La più antica fonte sul martirio della giovane catanese Agata, che in greco significava buona,
è la Passio, che risale alla seconda metà del V secolo (di cui si hanno due variazioni greche e
una latina che sostanzialmente coincidono).
Essendo un testo letterario edificante, essa presenta dati storici che vanno letti con cautela,
ma che concordano sul tempo della morte che sarebbe avvenuta il 5 febbraio 251, durante la
persecuzione di Decio, data che può essere accettata. Agata, cresciuta in una famiglia illustre
e ricca, sentì presto il desiderio di donarsi totalmente a Cristo: il che fece a circa 15 anni.

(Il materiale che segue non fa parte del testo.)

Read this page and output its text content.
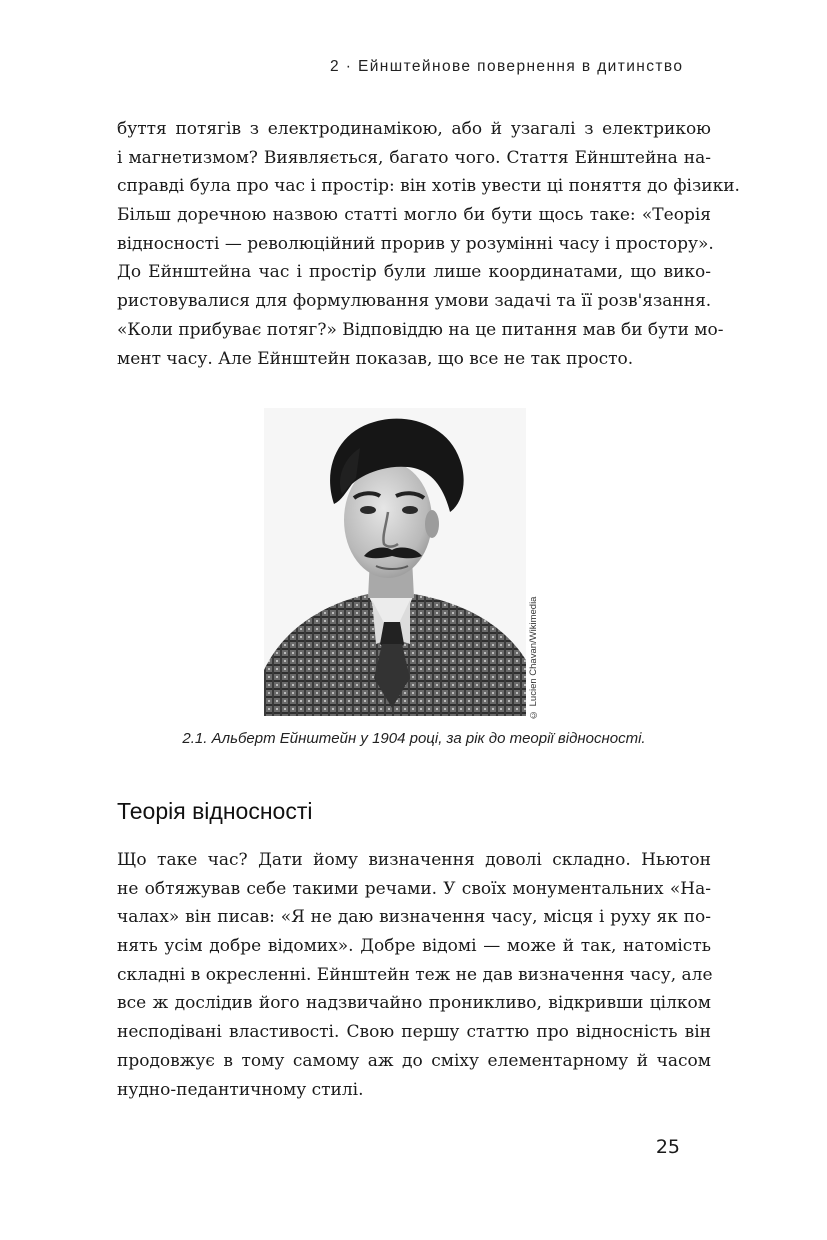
2 · Ейнштейнове повернення в дитинство
буття потягів з електродинамікою, або й узагалі з електрикою
і магнетизмом? Виявляється, багато чого. Стаття Ейнштейна на-
справді була про час і простір: він хотів увести ці поняття до фізики.
Більш доречною назвою статті могло би бути щось таке: «Теорія
відносності — революційний прорив у розумінні часу і простору».
До Ейнштейна час і простір були лише координатами, що вико-
ристовувалися для формулювання умови задачі та її розв'язання.
«Коли прибуває потяг?» Відповіддю на це питання мав би бути мо-
мент часу. Але Ейнштейн показав, що все не так просто.
© Lucien Chavan/Wikimedia
2.1. Альберт Ейнштейн у 1904 році, за рік до теорії відносності.
Теорія відносності
Що таке час? Дати йому визначення доволі складно. Ньютон
не обтяжував себе такими речами. У своїх монументальних «На-
чалах» він писав: «Я не даю визначення часу, місця і руху як по-
нять усім добре відомих». Добре відомі — може й так, натомість
складні в окресленні. Ейнштейн теж не дав визначення часу, але
все ж дослідив його надзвичайно проникливо, відкривши цілком
несподівані властивості. Свою першу статтю про відносність він
продовжує в тому самому аж до сміху елементарному й часом
нудно-педантичному стилі.
25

Nei primi tempi del Cristianesimo le vergini consacrate, con la loro scelta di vita, rappresentavano un esempio diverso dentro un mondo pagano e in disfacimento. Il vescovo della città, nella cerimonia della velatio, le impose il flammeum, velo rosso portato dalle vergini consacrate; secondo alcuni era probabile che Agata avesse già 21 anni, infatti è rappresentata con tunica bianca e il pallio rosso (ad esempio nel mosaico di Sant’Apollinare Nuovo in Ravenna del VI secolo è raffigurata con la tunica lunga, dalmatica e stola a tracolla) segni della diaconessa, cioè di una donna con ruolo attivo nella comunità cristiana, con il compito, fra gli altri, di istruire i nuovi adepti. Nell’anno a cavallo fra il 250 e il 251 il proconsole Quinziano era giunto a Catania – città fiorente posta in ottima posizione geografica, con un grande porto, che costituiva un vivace punto di scambio commerciale e culturale dell’intero Mediterraneo – anche per far rispettare l’editto imperiale che chiedeva a tutti i cristiani l’abiura pubblica della loro fede.
Affascinato da Agata che seppe essere una consacrata, le ordinò di adorare gli dei pagani.
Al suo secco rifiuto il proconsole la affidò per un mese alla cortigiana Afrodisia (forse sacerdotessa di riti pagani che comprendevano la prostituzione sacra) con lo scopo di corromperla.
Fallito ogni tentativo di corruzione, Quinziano avviò un processo contro Agata, di cui sono riferiti i dialoghi tra il proconsole e la santa, che rispecchiano sentimenti e linguaggio dei cristiani, e dai quali si comprende che la giovane era edotta in dialettica e retorica.